Halifax sushi restaurants abusing workplace rights, foreign students say
CBC News learns at least one restaurant under investigation by Department of Labour
Some international students in Halifax say they are working for less than minimum wage in local restaurants and face other unfair work conditions, including employers that refuse to hand over tips.
A CBC News investigation has also learned at least one sushi restaurant is under investigation by the Department of Labour, after a former employee filed a complaint claiming he was not paid for time spent training.
It's difficult to know the extent of workplace infractions involving international students. Official complaints are confidential and student leaders say international students are often reluctant to come forward because they fear retribution and even deportation. In some cases, they don't know Canada's labour laws.
CBC News spoke with four international students from China who together have worked at a half-dozen businesses in the city over the last two years — most of them sushi restaurants.
Their stories include working for less than minimum wage, no pay for training and not receiving tip money from restaurant owners.
One of them is David, a 21-year-old Chinese student studying at Saint Mary's University, who worked in the kitchen of a local sushi restaurant.
"They told me at the beginning I would get $6.50 per hour and they told me it's because I'm an apprentice," he said.
The minimum wage in Nova Scotia is $10.60 per hour. The minimum wage for inexperienced workers is $10.10 per hour.
David is not his real name. CBC News is protecting his identity because he worries about retaliation and being told to leave the country before finishing his studies.

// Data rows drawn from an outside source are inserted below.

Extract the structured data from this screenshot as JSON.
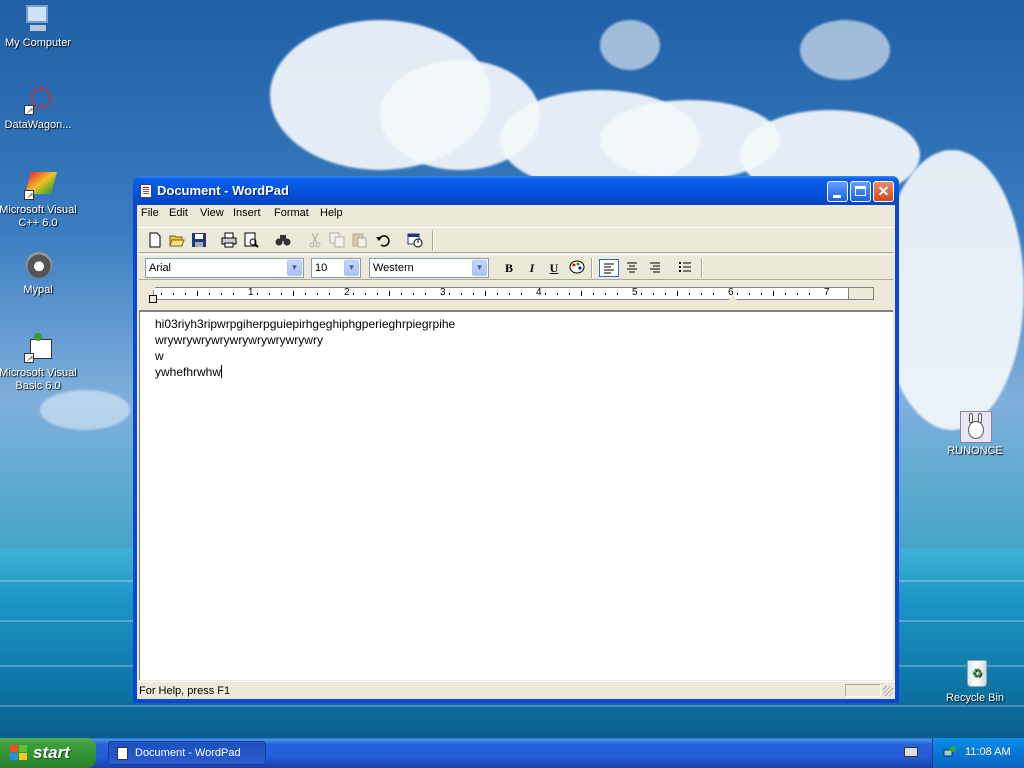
{
  "desktop": {
    "icons": [
      {
        "label": "My Computer",
        "icon": "my-computer-icon"
      },
      {
        "label": "DataWagon...",
        "icon": "datawagon-icon"
      },
      {
        "label": "Microsoft Visual C++ 6.0",
        "icon": "visual-cpp-icon"
      },
      {
        "label": "Mypal",
        "icon": "mypal-icon"
      },
      {
        "label": "Microsoft Visual Basic 6.0",
        "icon": "visual-basic-icon"
      },
      {
        "label": "RUNONCE",
        "icon": "runonce-icon"
      },
      {
        "label": "Recycle Bin",
        "icon": "recycle-bin-icon"
      }
    ]
  },
  "window": {
    "title": "Document - WordPad",
    "minimize": "_",
    "maximize": "□",
    "close": "✕"
  },
  "menu": {
    "items": [
      "File",
      "Edit",
      "View",
      "Insert",
      "Format",
      "Help"
    ]
  },
  "format_bar": {
    "font": "Arial",
    "size": "10",
    "script": "Western",
    "bold": "B",
    "italic": "I",
    "underline": "U"
  },
  "ruler": {
    "numbers": [
      "1",
      "2",
      "3",
      "4",
      "5",
      "6",
      "7"
    ]
  },
  "document": {
    "lines": [
      "hi03riyh3ripwrpgiherpguiepirhgeghiphgperieghrpiegrpihe",
      "wrywrywrywrywrywrywrywrywry",
      "w",
      "ywhefhrwhw"
    ]
  },
  "status": {
    "help_text": "For Help, press F1"
  },
  "taskbar": {
    "start_label": "start",
    "task_label": "Document - WordPad",
    "clock": "11:08 AM"
  },
  "colors": {
    "title_blue": "#0454e0",
    "taskbar_blue": "#245edb",
    "start_green": "#3c9e3e",
    "close_red": "#d04a20"
  }
}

"If we complain about or report about an issue, maybe trouble will come to the store and ourselves," he said.
'People lose their jobs'
The Department of Labour is investigating another Halifax-area restaurant accused of not paying an employee for training. The restaurant owner tells CBC News the period in question was not formal training, but says he will pay the former employee if ordered.
International students facing unfair work conditions tend to "cave" and not file official complaints with the Department of Labour, says Amr ElKhashab, president of the Dalhousie International Students Association.
"They don't know they're protected by law," said ElKhashab.
Poor pay is one of the biggest issues, he says. In some cases, international students are paid for fewer hours than they actually work. In other cases, they are paid for the correct amount of hours, but it's in cash and below minimum wage.
Chen Xie, a volunteer with a Saint Mary's University-based organization called Speak Up, says he tries to teach students they can't be deported for filing a complaint. But jobs that don't require strong English skills are rare.
"They have friends who work in those restaurants and if you complain about restaurants, the restaurant gets shut down. People lose their jobs," Xie said.
Each complaint investigated
A spokeswoman with Nova Scotia's Department of Labour says the department is concerned about reports that some international students are being paid less than minimum wage.
Chrissy Matheson says any complaint made to government would be investigated. She says people who feel their workplace rights are being violated should call 1-800-315-0110.
The Dalhousie Student Union says it too is concerned about the issue, especially as tuition continues to rise and more students are forced to find part-time work to help pay their expenses.
"The student union is going to be trying to do some workshops this year around knowing your rights," said John Hutton, a vice-president of the student union.
"It is only through knowing your rights and standing up for them that we can actually make sure that people's well-being is protected."